Many high school athletes who aspire to play in college believe that work ethic is measured by how diligently they train and then play their sport, and such measurement is subjective at best. They hear “Work hard!” from trainers, parents, and supporters. They keep hearing it over and over. That’s all well and good, but for the ambitious student-athlete, work ethic takes on a new connotation. It encompasses more than what you do in training and during a game, match, or competition. An athlete’s work ethic is defined by how they handle their sport prior, between, and after practice.
The mental commitment of an athlete is critical. Making the transition from high school to college athletics is difficult without a psychological buy-in. Those who do, succeed in the end. Those who don’t take action risk their ambitions becoming could-have-beens and should-have-beens.
There comes a time, a pivotal moment, when young athletes must choose whether or not to go all in. Will they be able to ignore the obstructions? Will they take ownership of their own destiny? Will they genuinely dedicate themselves to attaining something that only a few people will ever have the chance to do? Will they be able to find the motivation and devotion they need within themselves?
They can’t rely on their parents or coaches to help them. All the support, preparation, and opening doors in the world won’t make them reorient their minds. And, in the end, winning or losing are just gimmicks compared to what goes on within an athlete’s head when it comes to going ahead or staying put. Some people have it. Some of them don’t. Some people will give it a go. The exceptional few, on the other hand, will desire to dive deeper and deeper into their selves in order to get there. They are the athletes whose inner power shines out in the form of a remarkable work ethic.
And here’s what they’re going to do:
Always be early. To the athlete with a strong work ethic, being on time is bad, not because they just want to be seen as early as possible, but because they frantically want to get there. They are ecstatic to get started. They are aware that this may be the day that brings them one step closer to achieving their prime objective.
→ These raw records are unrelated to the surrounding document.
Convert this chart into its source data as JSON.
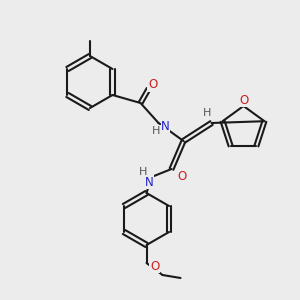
{
  "bg_color": "#ececec",
  "bond_color": "#1a1a1a",
  "atom_colors": {
    "N": "#2020cc",
    "O": "#cc2020",
    "H": "#555555",
    "C": "#1a1a1a"
  },
  "bond_width": 1.5,
  "font_size": 8.5
}
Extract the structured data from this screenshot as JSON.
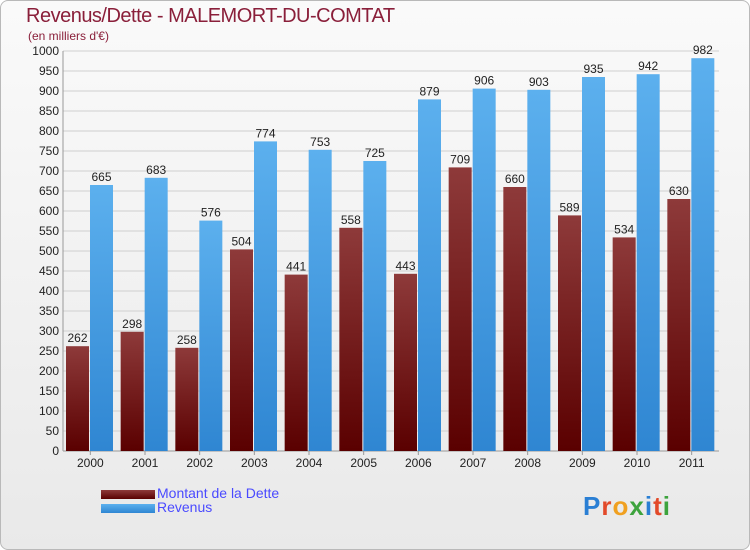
{
  "header": {
    "title": "Revenus/Dette - MALEMORT-DU-COMTAT",
    "subtitle": "(en milliers d'€)"
  },
  "legend": [
    {
      "label": "Montant de la Dette",
      "color": "#6b0f0f"
    },
    {
      "label": "Revenus",
      "color": "#3d9be6"
    }
  ],
  "logo": {
    "text": "Proxiti"
  },
  "colors": {
    "dette_top": "#8e3a3a",
    "dette_bottom": "#5a0000",
    "revenus_top": "#5cb0ee",
    "revenus_bottom": "#2f86d2",
    "grid": "#cfcfcf",
    "axis_text": "#222222"
  },
  "chart_data": {
    "type": "bar",
    "title": "Revenus/Dette - MALEMORT-DU-COMTAT",
    "subtitle": "(en milliers d'€)",
    "xlabel": "",
    "ylabel": "",
    "ylim": [
      0,
      1000
    ],
    "ytick_step": 50,
    "grid": true,
    "legend_position": "bottom-left",
    "categories": [
      "2000",
      "2001",
      "2002",
      "2003",
      "2004",
      "2005",
      "2006",
      "2007",
      "2008",
      "2009",
      "2010",
      "2011"
    ],
    "series": [
      {
        "name": "Montant de la Dette",
        "values": [
          262,
          298,
          258,
          504,
          441,
          558,
          443,
          709,
          660,
          589,
          534,
          630
        ]
      },
      {
        "name": "Revenus",
        "values": [
          665,
          683,
          576,
          774,
          753,
          725,
          879,
          906,
          903,
          935,
          942,
          982
        ]
      }
    ]
  }
}
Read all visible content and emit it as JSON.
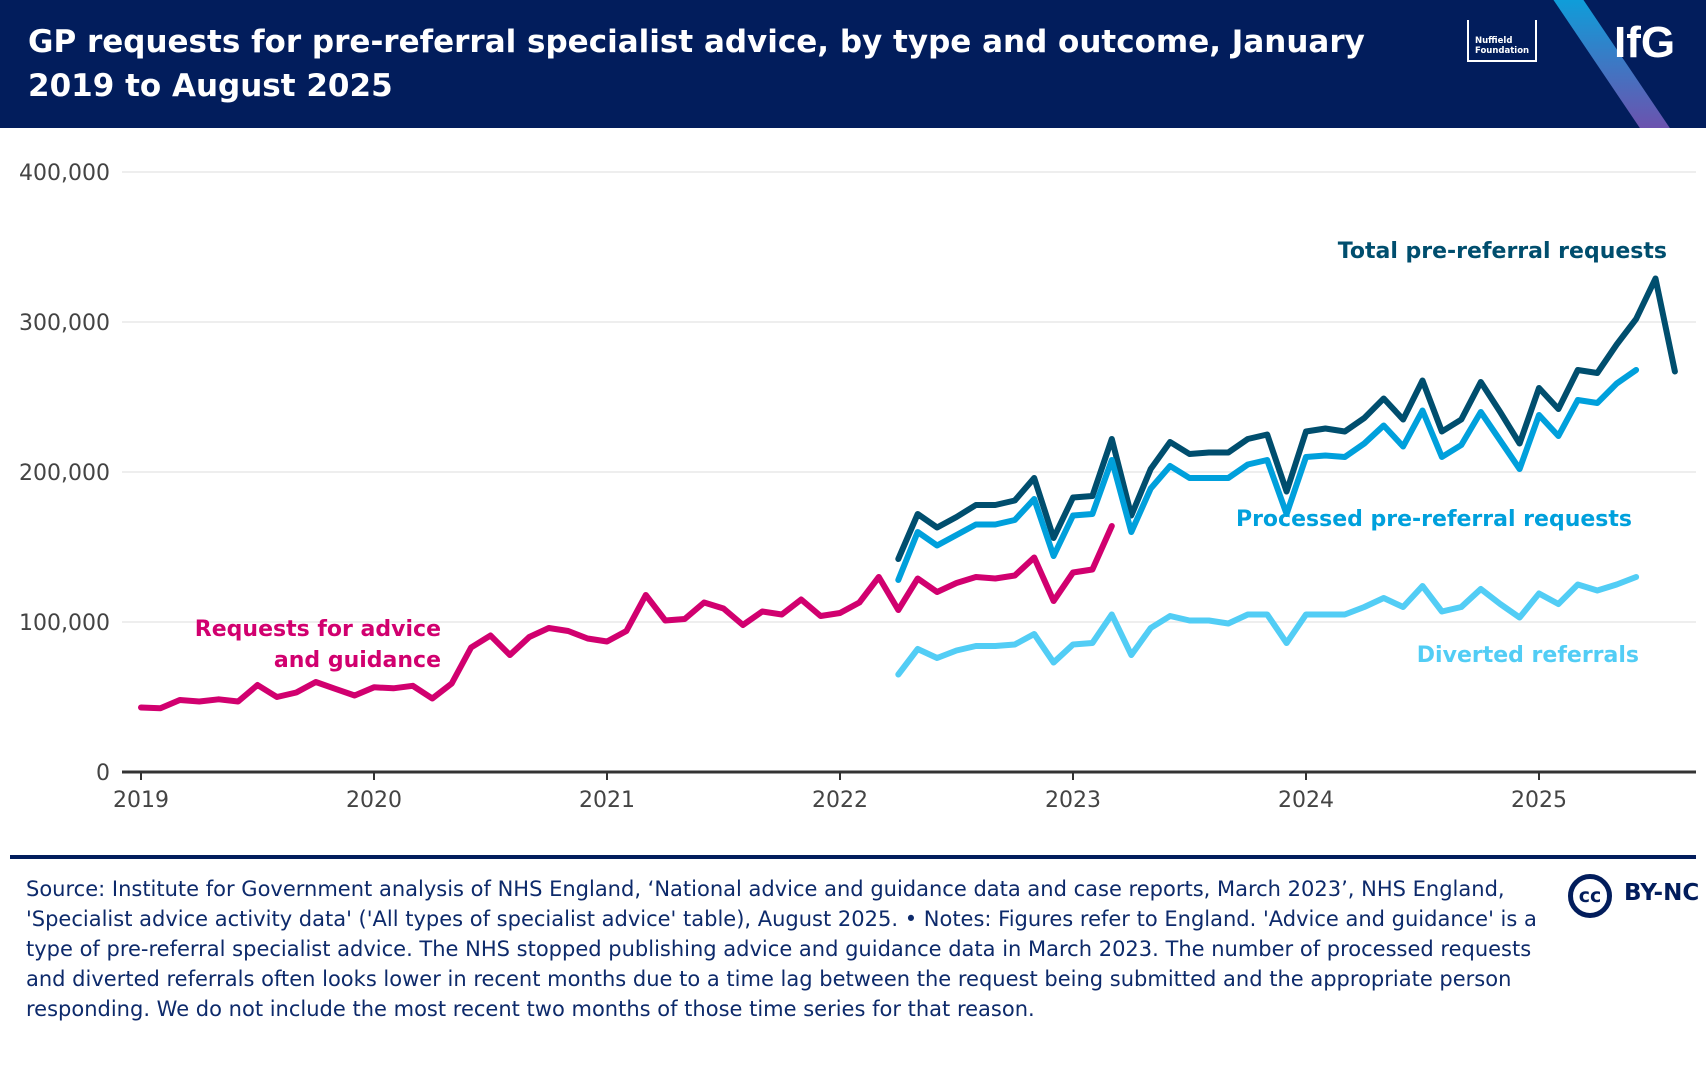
{
  "header": {
    "title": "GP requests for pre-referral specialist advice, by type and outcome, January 2019 to August 2025",
    "logo_nuffield": "Nuffield Foundation",
    "logo_ifg": "IfG"
  },
  "chart_data": {
    "type": "line",
    "title": "GP requests for pre-referral specialist advice, by type and outcome, January 2019 to August 2025",
    "xlabel": "",
    "ylabel": "",
    "ylim": [
      0,
      400000
    ],
    "yticks": [
      0,
      100000,
      200000,
      300000,
      400000
    ],
    "ytick_labels": [
      "0",
      "100,000",
      "200,000",
      "300,000",
      "400,000"
    ],
    "xtick_labels": [
      "2019",
      "2020",
      "2021",
      "2022",
      "2023",
      "2024",
      "2025"
    ],
    "grid": true,
    "x_unit": "month",
    "series": [
      {
        "name": "Requests for advice and guidance",
        "label_lines": [
          "Requests for advice",
          "and guidance"
        ],
        "color": "#d1006f",
        "start": "2019-01",
        "values": [
          43000,
          42500,
          48000,
          47000,
          48500,
          47000,
          58000,
          50000,
          53000,
          60000,
          55500,
          51000,
          56500,
          55800,
          57500,
          49000,
          59000,
          83000,
          91000,
          78000,
          90000,
          96000,
          94000,
          89000,
          87000,
          94000,
          118000,
          101000,
          102000,
          113000,
          109000,
          98000,
          107000,
          105000,
          115000,
          104000,
          106000,
          113000,
          130000,
          108000,
          129000,
          120000,
          126000,
          130000,
          129000,
          131000,
          143000,
          114000,
          133000,
          135000,
          164000
        ]
      },
      {
        "name": "Total pre-referral requests",
        "label_lines": [
          "Total pre-referral requests"
        ],
        "color": "#004e6e",
        "start": "2022-04",
        "values": [
          142000,
          172000,
          163000,
          170000,
          178000,
          178000,
          181000,
          196000,
          156000,
          183000,
          184000,
          222000,
          171000,
          202000,
          220000,
          212000,
          213000,
          213000,
          222000,
          225000,
          187000,
          227000,
          229000,
          227000,
          236000,
          249000,
          235000,
          261000,
          227000,
          235000,
          260000,
          240000,
          219000,
          256000,
          242000,
          268000,
          266000,
          285000,
          302000,
          329000,
          267000
        ]
      },
      {
        "name": "Processed pre-referral requests",
        "label_lines": [
          "Processed pre-referral requests"
        ],
        "color": "#00a0dc",
        "start": "2022-04",
        "values": [
          128000,
          160000,
          151000,
          158000,
          165000,
          165000,
          168000,
          182000,
          144000,
          171000,
          172000,
          208000,
          160000,
          189000,
          204000,
          196000,
          196000,
          196000,
          205000,
          208000,
          172000,
          210000,
          211000,
          210000,
          219000,
          231000,
          217000,
          241000,
          210000,
          218000,
          240000,
          221000,
          202000,
          238000,
          224000,
          248000,
          246000,
          259000,
          268000
        ]
      },
      {
        "name": "Diverted referrals",
        "label_lines": [
          "Diverted referrals"
        ],
        "color": "#52cdf5",
        "start": "2022-04",
        "values": [
          65000,
          82000,
          76000,
          81000,
          84000,
          84000,
          85000,
          92000,
          73000,
          85000,
          86000,
          105000,
          78000,
          96000,
          104000,
          101000,
          101000,
          99000,
          105000,
          105000,
          86000,
          105000,
          105000,
          105000,
          110000,
          116000,
          110000,
          124000,
          107000,
          110000,
          122000,
          112000,
          103000,
          119000,
          112000,
          125000,
          121000,
          125000,
          130000
        ]
      }
    ]
  },
  "footer": {
    "text": "Source: Institute for Government analysis of NHS England, ‘National advice and guidance data and case reports, March 2023’, NHS England, 'Specialist advice activity data' ('All types of specialist advice' table), August 2025. • Notes: Figures refer to England. 'Advice and guidance' is a type of pre-referral specialist advice. The NHS stopped publishing advice and guidance data in March 2023. The number of processed requests and diverted referrals often looks lower in recent months due to a time lag between the request being submitted and the appropriate person responding. We do not include the most recent two months of those time series for that reason.",
    "license_icon": "cc",
    "license": "BY-NC"
  }
}
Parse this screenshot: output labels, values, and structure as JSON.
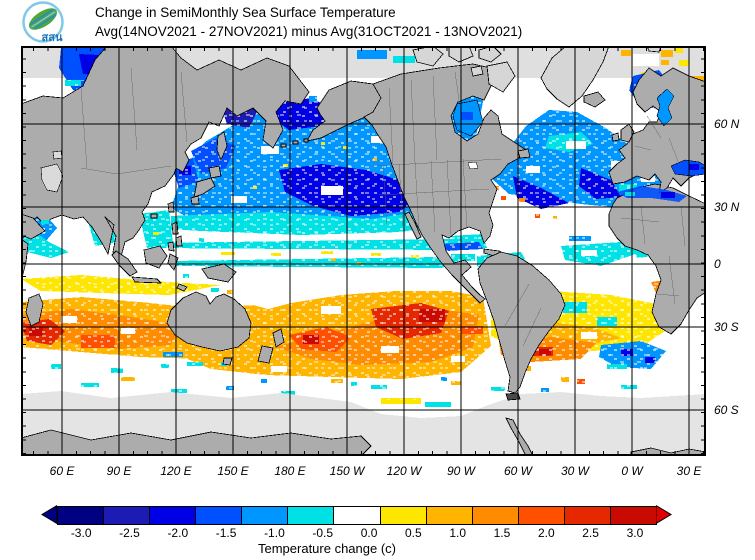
{
  "header": {
    "title_line1": "Change in SemiMonthly Sea Surface Temperature",
    "title_line2": "Avg(14NOV2021 - 27NOV2021) minus Avg(31OCT2021 - 13NOV2021)",
    "logo_text": "สสน"
  },
  "map": {
    "lat_labels": [
      "60 N",
      "30 N",
      "0",
      "30 S",
      "60 S"
    ],
    "lon_labels": [
      "60 E",
      "90 E",
      "120 E",
      "150 E",
      "180 E",
      "150 W",
      "120 W",
      "90 W",
      "60 W",
      "30 W",
      "0 W",
      "30 E"
    ]
  },
  "colorbar": {
    "caption": "Temperature change  (c)",
    "tick_labels": [
      "-3.0",
      "-2.5",
      "-2.0",
      "-1.5",
      "-1.0",
      "-0.5",
      "0.0",
      "0.5",
      "1.0",
      "1.5",
      "2.0",
      "2.5",
      "3.0"
    ],
    "cell_colors": [
      "#000082",
      "#1C1CB4",
      "#0000E6",
      "#0050FF",
      "#0096FF",
      "#00E1E6",
      "#FFFFFF",
      "#FFE600",
      "#FFB400",
      "#FF8C00",
      "#FF5000",
      "#E62800",
      "#C80A00"
    ],
    "left_arrow_color": "#000082",
    "right_arrow_color": "#E10000"
  },
  "chart_data": {
    "type": "heatmap",
    "title": "Change in SemiMonthly Sea Surface Temperature",
    "subtitle": "Avg(14NOV2021 - 27NOV2021) minus Avg(31OCT2021 - 13NOV2021)",
    "projection": "Pacific-centered world map (approx. 40E eastward to 40E), latitude approx 75N to 73S",
    "x_tick_labels": [
      "60 E",
      "90 E",
      "120 E",
      "150 E",
      "180 E",
      "150 W",
      "120 W",
      "90 W",
      "60 W",
      "30 W",
      "0 W",
      "30 E"
    ],
    "y_tick_labels": [
      "60 N",
      "30 N",
      "0",
      "30 S",
      "60 S"
    ],
    "grid": true,
    "legend_position": "bottom",
    "colorbar": {
      "label": "Temperature change (c)",
      "ticks": [
        -3.0,
        -2.5,
        -2.0,
        -1.5,
        -1.0,
        -0.5,
        0.0,
        0.5,
        1.0,
        1.5,
        2.0,
        2.5,
        3.0
      ],
      "colors": [
        "#000082",
        "#1C1CB4",
        "#0000E6",
        "#0050FF",
        "#0096FF",
        "#00E1E6",
        "#FFFFFF",
        "#FFE600",
        "#FFB400",
        "#FF8C00",
        "#FF5000",
        "#E62800",
        "#C80A00"
      ],
      "open_ended_below": -3.0,
      "open_ended_above": 3.0
    },
    "region_estimates_c": [
      {
        "region": "North Pacific 30N-60N",
        "approx_change": -1.5
      },
      {
        "region": "Sea of Okhotsk / Bering Sea",
        "approx_change": -2.5
      },
      {
        "region": "Kara/Barents seas (Arctic, ~60-90E)",
        "approx_change": -1.5
      },
      {
        "region": "Norwegian/Barents Sea scattered patches",
        "approx_change": 1.0
      },
      {
        "region": "North Atlantic 30N-60N",
        "approx_change": -1.5
      },
      {
        "region": "Mediterranean and Black Sea",
        "approx_change": -1.5
      },
      {
        "region": "Equatorial Pacific",
        "approx_change": -0.4
      },
      {
        "region": "Caribbean / tropical Atlantic",
        "approx_change": -0.5
      },
      {
        "region": "Tropical Indian Ocean 0-20S",
        "approx_change": 0.7
      },
      {
        "region": "SW Indian Ocean ~30-40S",
        "approx_change": 2.5
      },
      {
        "region": "South Pacific 25S-45S broad band",
        "approx_change": 1.5
      },
      {
        "region": "South Pacific core east of New Zealand / ~150W 35S",
        "approx_change": 3.0
      },
      {
        "region": "SW Atlantic ~40S east of Argentina",
        "approx_change": 2.5
      },
      {
        "region": "SE Atlantic SW of South Africa",
        "approx_change": -1.5
      },
      {
        "region": "Southern Ocean south of ~58S",
        "approx_change": "no data (gray)"
      }
    ]
  }
}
Pre-practice routine. When they first go on the circuit, field, or pitch, their first concern is to concentrate on the essentials. They have a regimen that helps them improve their basics. The repetition is not monotonous. Today’s challenge is to achieve excellence.
Have a practical approach. Constantly push yourself. A fantastic work ethic requires the athlete to work more at training than everyone else. They pay greater attention to their instructors’ instructions. They enter a state known as Practice Zone, in which precise execution of even the most basic drills is the motivating attitude.
Post-practice routine. Athletes that take the psychological leap to full dedication recognize that there is always room for improvement and that working hard enough might be the key to winning a game or receiving a scholarship offer. So, when everyone else has left, it’s down to basics once more. That considerable improvement might be achieved in another two, five, or ten minutes.
Academic work. Academics have to be a part of the athlete’s life on a regular basis. On a straight path, not a curved one, regular studying, revising the day’s course work, and prepping for the next day’s tasks are linked to athletics. So, the athlete with a strong work ethic will set aside time each day to study and, yes, even sacrifice other activities on weekends in order to get the high grades that will undoubtedly capture the attention of college coaches.